Şunun şurasında Erzurum’da sporu yazan çizen bir elin parmaklarını geçmez. Hatta abartmamak gerekirse iki üçtür. Allah Rahmet etsin Sadık Ağabey(Engin) yıllar önce aramızdan ayrıldı. Vedat ağabey (Refayeli) ve Mahir Ağabey (İnanç) emekli oldu. Zaten ikisi de ulusal iki gazetenin bölge sayfalarına spor haberi veriyordu. O da genelde Erzurumspor oluyordu. Gerçi Mahir Ağabey’in salon sporlarında da bir çok haberi gazete sayfalarında yerini almıştır. Eeee, geriye ne kalıyor... Ben, Orkun Çizmeli ve Naci Ergen... İnşallah ilerisinde bizden de başarılı olur, genç bir kardeşimiz daha yetişiyor. Tevhit Furkan Nehri, hevesli çoçuk. Ben de kendisine yardımcı oluyorum. Çünkü şu an aynı gazetede çalışıyoruz ve benim mesai arkadaşım. Özellikle bu sezon ajanslardan da Büyükşehir Belediyespor ve Yakutiye Belediyespor’un maçlarına gelenler oldu. Turgay İpek, Ahmet Akbuğa, Mahmut Akdağ, Turhan Bozkurt, E. Mehmet Yılmaz ve Ersin Öztürk...

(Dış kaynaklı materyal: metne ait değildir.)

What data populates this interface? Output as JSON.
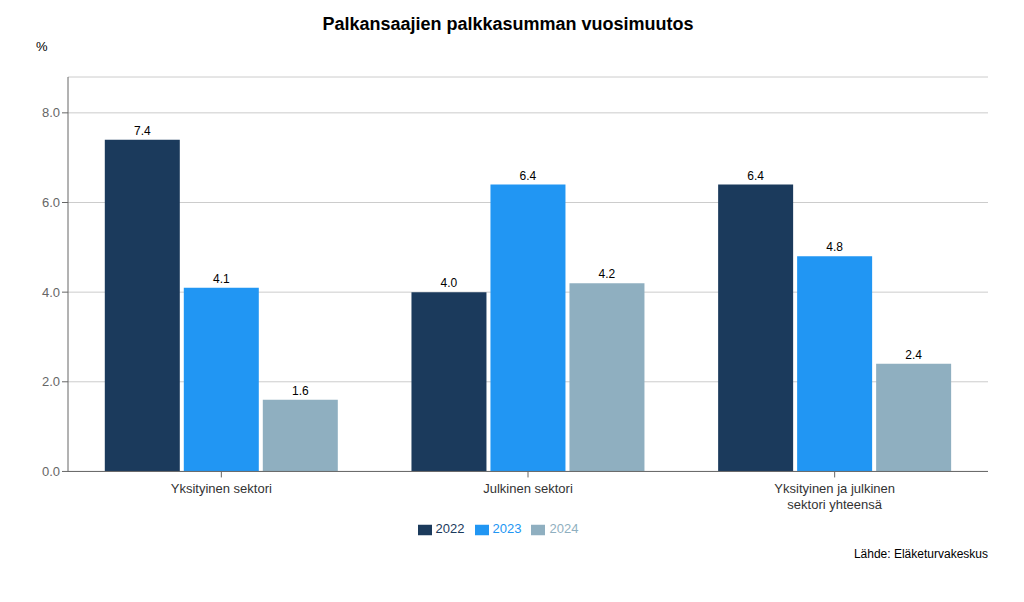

Sadede geliyorum, hafta sonu Bölgesel Amatör Lig’de önemli bir maç oynandı. Yakutiye ile Palandöken karşılaştı. Kimsenin ciddiye almadığı maçı biz iki kişi ile takip ettik. Pusula adına...Yani ben ve Furkan Nehri her zamanki gibi yine spora hizmet için ordaydık. Amacımız Pusula’nın sayfaları için en güzel fotoğrafları çekmek ve okuyucularımıza en iyi şekilde haberleri yansıtmaktı. Ama doksan dakikanın sonunda bizimde arzu etmediğimiz üzücü olaylar yaşandı. Futbola yakışmayan görüntüler yaşandı. Gerçi bir tarafta kaybeden bir takım, karşısında kazanan bir takım vardı. Adrenalin yükselince ortaya istemesen de bazen üzücü olaylar çıkabiliyor. Burada ben ne Savcıyım, ne de Hakim kimseyi yargılama niyetinde değilim. Şu günahkar, şunun sevabı var diyemem. Ama orada hakkını teslim etmem gerekenleri de es geçemem. Örneğin Palandökenspor yardımcı Antrenörü Yaser Taşkesenlioğlu, olayları yatıştırmak için varını yoğunu ortaya koydu. Oraya koştu, buraya koştu. Futbolculuğunda bile belki bu kadar koşmamıştır. Her türlü tepkiye rağmen sakatlanan rakibine sahada ilk müdahaleyi yapan Palandökensporlu Haktan Köseoğlu, Yakutiye Belediyesporlu futbolcu Muhammet Buğra Gökçan, gencecik yaşına rağmen, soğukkanlı ve olgundu. Yücel Karakoç, çocukluğundan beri tanırım beyefendi, büyüğüne saygılı, küçüğüne sevgisini gösteren biridir. Profesyonel futbol oynarken de hiç kırmızı kart gördüğünü duymadım ya da şahit olmadım. Olayların büyümemesi için elinden geldiyse onun fazlasını yaptı. Cumartesi günkü maçta gözüme çok batanlar bunlardı. Tabi diğer iyi niyetlileri de görememiş olabilirim onlarda bizi hoş görsün.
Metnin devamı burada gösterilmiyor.